With cash being distributed from few locations large crowds gathered, violating the social distancing norms and increasing the risk to catch an infection for the people. In fact the catch phase going around is “cash now, infection later”.  Given the technological solutions that are already available. Unfortunately bureaucratic thinking will not allow this “instant scheme” but prefer to let people die with their “cash now, infection later” with the hordes of women jostling and elbowing each other when lining up to get cash.

While only 20% of the Pakistani population today (ca. 46.8 million) have bank accounts, according to the latest statistical data by PTA’s telecom indicators, the number of mobile phone users in Pakistan has reached 161.183 million, as of May 2019. Moreover, the provision of 4G/LTE services in remote areas of Pakistan has also made a significant increase in overall 3G/4G subscribers, as the number of 3G and 4G users in Pakistan reached 68.07 million in May 2019. With an increase of 0.173 million users in just a month, it has become evident that 4G users in Pakistan are increasing with rapid pace and will soon take over the 3G market after the launch of 5G services.

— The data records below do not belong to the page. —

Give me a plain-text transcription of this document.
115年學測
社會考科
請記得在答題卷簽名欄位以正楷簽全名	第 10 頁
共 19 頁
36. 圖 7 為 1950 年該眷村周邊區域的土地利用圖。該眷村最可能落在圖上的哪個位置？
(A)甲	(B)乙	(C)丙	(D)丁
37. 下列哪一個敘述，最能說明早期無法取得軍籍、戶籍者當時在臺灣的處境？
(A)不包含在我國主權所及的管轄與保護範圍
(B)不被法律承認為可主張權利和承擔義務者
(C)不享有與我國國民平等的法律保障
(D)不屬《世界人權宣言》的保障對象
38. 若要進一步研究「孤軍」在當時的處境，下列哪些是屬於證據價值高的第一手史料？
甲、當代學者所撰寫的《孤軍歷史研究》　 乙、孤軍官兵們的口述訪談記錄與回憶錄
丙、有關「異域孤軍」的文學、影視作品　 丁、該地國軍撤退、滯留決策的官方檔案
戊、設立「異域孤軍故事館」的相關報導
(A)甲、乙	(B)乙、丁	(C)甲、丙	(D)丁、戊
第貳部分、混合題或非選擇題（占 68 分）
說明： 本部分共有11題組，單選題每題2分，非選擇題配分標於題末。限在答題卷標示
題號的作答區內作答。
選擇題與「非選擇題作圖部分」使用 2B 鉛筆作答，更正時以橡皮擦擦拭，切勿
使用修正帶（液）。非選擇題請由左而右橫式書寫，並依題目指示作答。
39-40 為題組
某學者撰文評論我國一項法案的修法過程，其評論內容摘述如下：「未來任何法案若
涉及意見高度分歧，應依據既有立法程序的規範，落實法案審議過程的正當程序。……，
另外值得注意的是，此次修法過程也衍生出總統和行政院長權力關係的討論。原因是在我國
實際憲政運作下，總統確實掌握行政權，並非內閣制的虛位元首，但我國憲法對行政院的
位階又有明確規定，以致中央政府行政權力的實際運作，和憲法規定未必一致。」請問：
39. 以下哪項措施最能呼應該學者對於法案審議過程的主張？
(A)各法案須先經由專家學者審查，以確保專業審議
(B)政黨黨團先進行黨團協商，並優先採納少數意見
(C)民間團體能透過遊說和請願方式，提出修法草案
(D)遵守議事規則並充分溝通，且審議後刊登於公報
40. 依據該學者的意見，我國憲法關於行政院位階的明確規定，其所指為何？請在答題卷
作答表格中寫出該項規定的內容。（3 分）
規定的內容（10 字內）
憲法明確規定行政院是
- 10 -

Having successfully completed the pilot, program with 12 banks and 4 Telcos, the Asaan Mobile Account (AMA) can be used to disburse the amount onto the mobile account of the beneficiaries, which they can use to purchase rations from utility stores and/or registered groceries agents such as Imtiaz, Chaseup etc. Encouraged by the World Bank and for “financial inclusion” and developed by the SBP in conjunction with Pakistan Telecommunication Authority (PTA) the scheme is ready to be launched. The great plus point is the agent interoperability, the manifold  increased Points of Sale (POS) not only increase the number of cash disbursement points but importantly avoids crowding and serves the purpose laid out by the government to help the vulnerable families to spend the major portion of the amount credited on the purpose it is meant for – namely buying food stuff.

At least 4 of the banks on the AMA Pilot Project are ready to give out micro-loans.  There are some issues to be sorted out, one hopes that SBP, PTA and the Telcos will expedite this for the benefit of Pakistan, the mass population and the other multiple benefits that go with documenting the economy.  Certainly FBR should have a vested interest in AMA Scheme. Such an AMA account can be opened easily by dialing the USSD code from their mobiles or by using the registration data from the Ehsaas Program. Once the amount will be credited in the account, the person can go to the nearest Utility Store or any registered grocery agent, buy groceries either for the full PRS. 12.000 or for the minimum amount (75%) set by the government (e.g. Rs 9,000) and pay the amount using the same USSD code. The balance money not used for groceries can be encashed at the same place.

It was a pleasure to hear similar views expressed by Thomas E. Abell, Advisor to ADB, on a “Virtual Seminar: “Improving Digital Access and Connectivity to Support People and Businesses through COVID-19 and Beyond” on June 18, 2020.

Everywhere in the world “financial inclusion” is the buzzword and digital mechanism is the key, why is there opposition to it in Pakistan, and from whom?  In far-flung areas using mobile phones for cash transfers, bill payment and purchases is a method that already today reaches many more people than traditional banking by cash money or cards. How can one explain to the World Bank and ADB that while the regulators are pushing this as much as they can the vested commercial interest of the middle level managers giving misleading statistics is waylaying effective decision-making by the senior corporate executives?  The future has really become difficult not only because of the pandemic but because of the greed of a few individuals with their own personal interest in making money for themselves.  It is in the national and public interest to identify such people so that we can confront our problems with intelligent solutions.